Firefox 4 adds speed and tames your tabs
You can then put those tabs in groups -- a social networking group, a news group, an entertainment group and a technology group, for example.
Drag any tab out of the box, and Panorama creates a new tab group. Drag another tab out of the box and place it on top of the first tab that you dragged out, and those tabs form their own tab group in their own box. You can keep creating new groups this way. You can also drag a tab from one group to another.
Double-click any of those groups in Panorama, and you go back to normal Firefox -- but the only tabs visible are those in that group; the tabs in the other groups are hidden. Go back to Panorama, click on a different group, and you'll be working with only those tabs. When you browse the Web and add new tabs, the tabs get added to whatever tab group you're currently using.
Panorama includes a lot more features, including the ability to close tab groups, resize them and rename them. You can also perform a limited search of all of your open tabs. Panorama will search only the URLs and titles of open tabs, not the content on the pages themselves, but still, it's a useful little feature.
There's so much to Panorama that it will likely take some time to get used to. But if you're a frequent user of multiple tabs, you'll never want to give it up.
Firefox 4 introduces another feature, called Switch to Tab, to help you tame your tabs. As in the previous version of Firefox, when you type text in the address bar, Firefox searches through your history, previous searches and sites you've bookmarked and shows likely matches in a drop-down list below the address bar. Now, however, it also searches through any tabs you have open.
If it finds any matches in your open tabs, it shows a "Switch to tab" icon below the Web page's title in the drop-down list. To go to the tab, click the icon. As with Panorama, this feature searches only the URLs and words in the titles of open tabs, not the content of the sites themselves.
Although the feature is useful, it could be improved. Any search results that match open tabs get mixed in with your history list, previous searches and so on. So it's difficult to see at a glance if your matches are in open tabs.
In addition, you may get multiple matches for the same Web page. If you type "cn" into the address bar, for example, and you have CNN.com open, you may see two matches for it: one from your history list, and another showing it's an open tab. Switch to Tab would be more useful if it showed matching tab search results separately -- on the top of the list, perhaps.
With Firefox 4, you can also permanently pin a tab to the left of the tab bar. That way, the tab is always there, even when you restart Firefox.
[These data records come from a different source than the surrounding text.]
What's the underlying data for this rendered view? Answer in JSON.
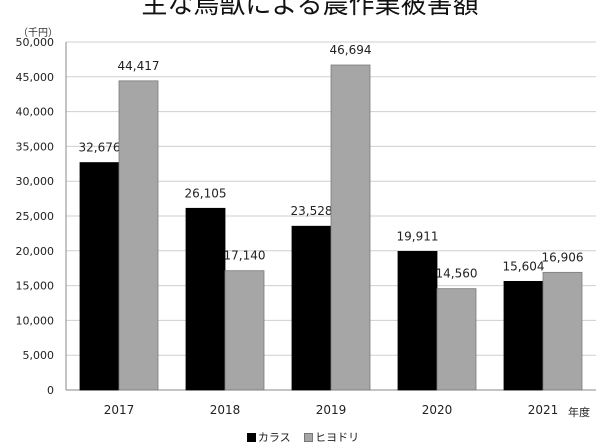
{
  "title": "主な鳥獣による農作業被害額",
  "y_unit": "（千円）",
  "x_unit": "年度",
  "legend": [
    {
      "name": "カラス",
      "color": "#000000"
    },
    {
      "name": "ヒヨドリ",
      "color": "#a6a6a6"
    }
  ],
  "chart_data": {
    "type": "bar",
    "title": "主な鳥獣による農作業被害額",
    "xlabel": "年度",
    "ylabel": "（千円）",
    "categories": [
      "2017",
      "2018",
      "2019",
      "2020",
      "2021"
    ],
    "series": [
      {
        "name": "カラス",
        "color": "#000000",
        "values": [
          32676,
          26105,
          23528,
          19911,
          15604
        ],
        "labels": [
          "32,676",
          "26,105",
          "23,528",
          "19,911",
          "15,604"
        ]
      },
      {
        "name": "ヒヨドリ",
        "color": "#a6a6a6",
        "values": [
          44417,
          17140,
          46694,
          14560,
          16906
        ],
        "labels": [
          "44,417",
          "17,140",
          "46,694",
          "14,560",
          "16,906"
        ]
      }
    ],
    "ylim": [
      0,
      50000
    ],
    "yticks": [
      "0",
      "5,000",
      "10,000",
      "15,000",
      "20,000",
      "25,000",
      "30,000",
      "35,000",
      "40,000",
      "45,000",
      "50,000"
    ],
    "grid": true,
    "legend_position": "bottom"
  }
}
It's a moderately useful feature, but doesn't go as far as similar Chrome or Internet Explorer features, both of which also let you pin tabs. In Chrome you can also create a shortcut on your desktop to launch a site, while in Internet Explorer 9 you can pin a site to your taskbar in Windows 7.
If you use Firefox on different computers, operating systems and/or devices, you'll be pleased with Firefox Sync, introduced in this new version. Firefox Sync can synchronize bookmarks, browsing history, passwords and open tabs.
If you use Firefox on a Mac and a PC, for example, Firefox Sync will automatically keep all of that in sync between them. And it will also work with the Firefox mobile browser, currently in beta. To do this, you'll have to first set up a Firefox Sync account, and then follow the instructions for using multiple devices. It's a simple and straightforward process.
You can even simultaneously display open tabs from another computer running Firefox. You click the Down arrow at the right of all of your open tabs and select "Tabs from other computers," and you'll see a listing of all of your open tabs on another computer or device. Double-click any of them to open it.
But the tab-sharing feature can be confusing to use. If you are displaying the tabs from another computer, and new tabs are added or closed on the other computer, your display won't update -- it will only show the tabs that were open at the time you asked to see them. In order to see the currently opened tabs, you have to close the page and then ask to see the tabs from another computer again.
Firefox Sync is not completely new to Firefox. In 2007, Mozilla began a syncing project called Weave that is available as an add-on to previous Firefox versions as well as for iPhones, BlackBerry phones and as a beta for Android phones. However, with Firefox 4, it's baked directly into the browser for the first time.
Firefox Sync may not be that useful to those who use different browsers. For them, a better bet is Xmarks, which synchronizes browser bookmarks and passwords for Firefox, Safari, Internet Explorer and Chrome.